Our solutions include both theoretical insights and concrete algorithmic adaptations. For example, we introduce a private weighted DP-ERM algorithm (Algorithm 1, Theorem 5) and analyze DP-SGD with weighted cross-entropy (Proposition 6, Lemma 19). We also propose a class-conditional sampling pre-processing approach with private synthetic data (Algorithm 3) and provide extensive empirical evaluations. We’d be happy to also adjust the language to clarify these claims.

(W2)...didn't know what was central and main proposition...

Our work does not have a single central theorem; instead, we compare a variety of methodologies for imbalanced classification under differential privacy constraints.

(W3)...Proposition 2 trivial...

We agree, Proposition 2 (regarding the sensitivity amplification via oversampling) is straightforward. We wanted to formalize this intuitive observation to set the stage for the more complex sensitivity analysis in the SMOTE setting (Theorem 5, see Appendix B.1 for proof). We’d be happy to present it informally, inline, so that the central contributions remain emphasized.

(W4)...Theorem 5 is confusing...

Due to space constraints, we deferred much of the discussion and setup for Theorem 5 to Appendix C.3 (in particular, see the paragraph titled “Notation for ERM Proof” and the subsequent Lemma 14, which accounts for the main sensitivity adjustment for weights for privacy). In short, Theorem 5 shows that Algorithm 5 is differentially private. The two paragraphs preceding Theorem 5 respectively provide (1) the notation with discussion of weights, and (2) intuition for how the weights play a role in the proof. We'd be happy to move anything from Appendix C.3 back into the body to make this result more clear.

(W5) (typos)

Thank you for catching the typos - we will correct them in the revised version (e.g., adjust Line 1 in the Algorithm so that yi0, 1y_i \in \\{0,~1\\})

(Q1) [what do we mean by assuming that FP and FN have equal misclassification costs]?

This refers to the common design assumption that the cost of a false positive is identical to that of a false negative. For many applications where imbalanced learning commonly arises, this assumption doesn’t hold. For example, in detecting rare cancers or financial fraud, missing a rare but critical positive event (false negative) might be far more consequential than a false alarm.

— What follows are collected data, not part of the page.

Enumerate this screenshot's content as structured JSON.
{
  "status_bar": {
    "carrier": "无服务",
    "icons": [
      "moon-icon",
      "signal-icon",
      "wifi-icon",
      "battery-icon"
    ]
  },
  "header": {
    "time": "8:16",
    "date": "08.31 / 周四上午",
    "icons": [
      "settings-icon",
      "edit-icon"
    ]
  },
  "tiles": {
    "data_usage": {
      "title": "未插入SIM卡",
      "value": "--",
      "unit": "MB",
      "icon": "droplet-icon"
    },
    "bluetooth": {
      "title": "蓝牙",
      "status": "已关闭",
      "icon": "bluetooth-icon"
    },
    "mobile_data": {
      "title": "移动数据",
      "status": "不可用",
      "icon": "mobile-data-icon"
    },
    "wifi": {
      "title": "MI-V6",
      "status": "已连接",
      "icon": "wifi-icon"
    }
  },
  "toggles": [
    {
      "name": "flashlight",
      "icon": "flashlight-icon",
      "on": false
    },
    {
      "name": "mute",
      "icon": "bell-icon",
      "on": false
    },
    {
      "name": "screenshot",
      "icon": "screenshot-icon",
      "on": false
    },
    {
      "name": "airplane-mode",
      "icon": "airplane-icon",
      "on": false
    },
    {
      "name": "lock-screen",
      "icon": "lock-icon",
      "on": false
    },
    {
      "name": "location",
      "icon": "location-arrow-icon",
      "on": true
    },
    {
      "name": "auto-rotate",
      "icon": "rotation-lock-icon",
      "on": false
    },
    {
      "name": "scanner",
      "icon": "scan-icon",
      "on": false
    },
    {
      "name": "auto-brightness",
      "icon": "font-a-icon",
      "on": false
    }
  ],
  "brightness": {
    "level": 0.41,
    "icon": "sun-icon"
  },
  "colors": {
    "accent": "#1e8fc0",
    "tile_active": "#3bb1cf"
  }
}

(Q2)...privacy loss scale in Lines 78-80?

Certainly. In those lines, we briefly summarize how SMOTE can drastically increase the sensitivity of a downstream DP algorithm. Specifically, by generating multiple synthetic points from a single minority example, the effective privacy parameter ϵ\epsilon is scaled by a factor that is exponential in the data dimension and linear in the number of synthetic points. This means that even if the base algorithm is ϵ\epsilon-DP, applying SMOTE without proper adjustments as a pre-processing step may lead to an effective privacy loss (ϵ\epsilon’) that is substantially higher. See e.g., the scaling and reverse-scaling we give in Table 2.

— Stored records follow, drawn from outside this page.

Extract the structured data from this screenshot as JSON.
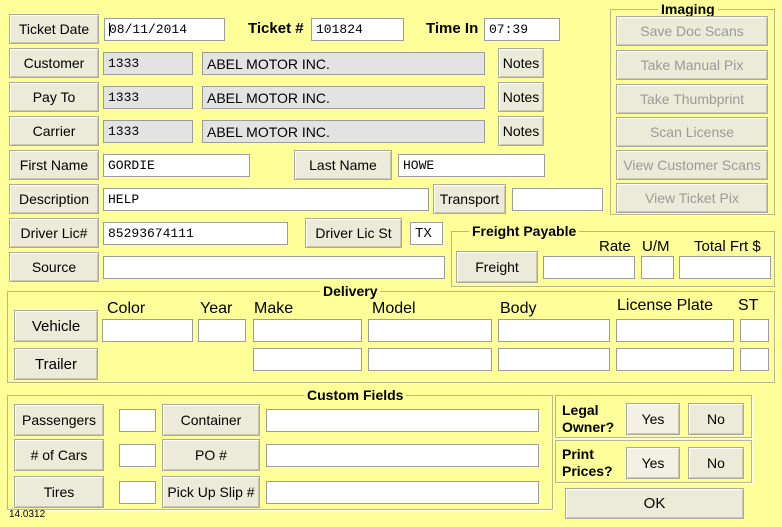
{
  "header": {
    "ticket_date_label": "Ticket Date",
    "ticket_date_value": "08/11/2014",
    "ticket_no_label": "Ticket #",
    "ticket_no_value": "101824",
    "time_in_label": "Time In",
    "time_in_value": "07:39"
  },
  "parties": {
    "customer_label": "Customer",
    "customer_code": "1333",
    "customer_name": "ABEL MOTOR INC.",
    "pay_to_label": "Pay To",
    "pay_to_code": "1333",
    "pay_to_name": "ABEL MOTOR INC.",
    "carrier_label": "Carrier",
    "carrier_code": "1333",
    "carrier_name": "ABEL MOTOR INC.",
    "notes_label": "Notes"
  },
  "person": {
    "first_name_label": "First Name",
    "first_name_value": "GORDIE",
    "last_name_label": "Last Name",
    "last_name_value": "HOWE",
    "description_label": "Description",
    "description_value": "HELP",
    "transport_label": "Transport",
    "transport_value": "",
    "driver_lic_label": "Driver Lic#",
    "driver_lic_value": "85293674111",
    "driver_lic_st_label": "Driver Lic St",
    "driver_lic_st_value": "TX",
    "source_label": "Source",
    "source_value": ""
  },
  "imaging": {
    "title": "Imaging",
    "buttons": [
      "Save Doc Scans",
      "Take Manual Pix",
      "Take Thumbprint",
      "Scan License",
      "View Customer Scans",
      "View Ticket Pix"
    ]
  },
  "freight": {
    "title": "Freight Payable",
    "rate_label": "Rate",
    "um_label": "U/M",
    "total_label": "Total Frt $",
    "button_label": "Freight",
    "rate_value": "",
    "um_value": "",
    "total_value": ""
  },
  "delivery": {
    "title": "Delivery",
    "columns": [
      "Color",
      "Year",
      "Make",
      "Model",
      "Body",
      "License Plate",
      "ST"
    ],
    "vehicle_label": "Vehicle",
    "trailer_label": "Trailer"
  },
  "custom": {
    "title": "Custom Fields",
    "passengers_label": "Passengers",
    "cars_label": "# of Cars",
    "tires_label": "Tires",
    "container_label": "Container",
    "po_label": "PO #",
    "pickup_label": "Pick Up Slip #"
  },
  "legal": {
    "legal_owner_label_1": "Legal",
    "legal_owner_label_2": "Owner?",
    "print_prices_label_1": "Print",
    "print_prices_label_2": "Prices?",
    "yes_label": "Yes",
    "no_label": "No"
  },
  "footer": {
    "ok_label": "OK",
    "version": "14.0312"
  }
}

(Q3) Line 6 in Algorithm 1

Line 6 describes the core optimization of the weighted DP-ERM algorithm: minimizing the weighted empirical risk, which combines the per-sample loss (weighted by class frequency), an objective perturbation noise term, and a regularizer. We would be happy to elaborate on this step (and provide references for its standard use) in the final version for added clarity.

(Q4) (explain Line 1795)?

The privacy guarantees in our algorithm are based on the sensitivity of the per-sample gradient, which is controlled by a clipping step that bounds the norm of each gradient to a fixed constant C. Although re-weighting changes the magnitude of the computed gradients, the subsequent clipping ensures that no individual sample's contribution exceeds C. Thus, the overall sensitivity remains unchanged.

最终决定

This paper initiates an examination of the differential privacy properties of representative pre-processing and in-processing methods for class imbalance learning, with new insights backed up by theoretical and empirical justifications.

The work is well-presented and paves the way for further investigations on private class imbalance learning. All reviewers are on the positive side. In the final paper, authors are encouraged to clarify the issues raised in reviewers, especially regarding the choice of baselines in Table 3 and its implications as suggested by reviewers uyZY/PW3A.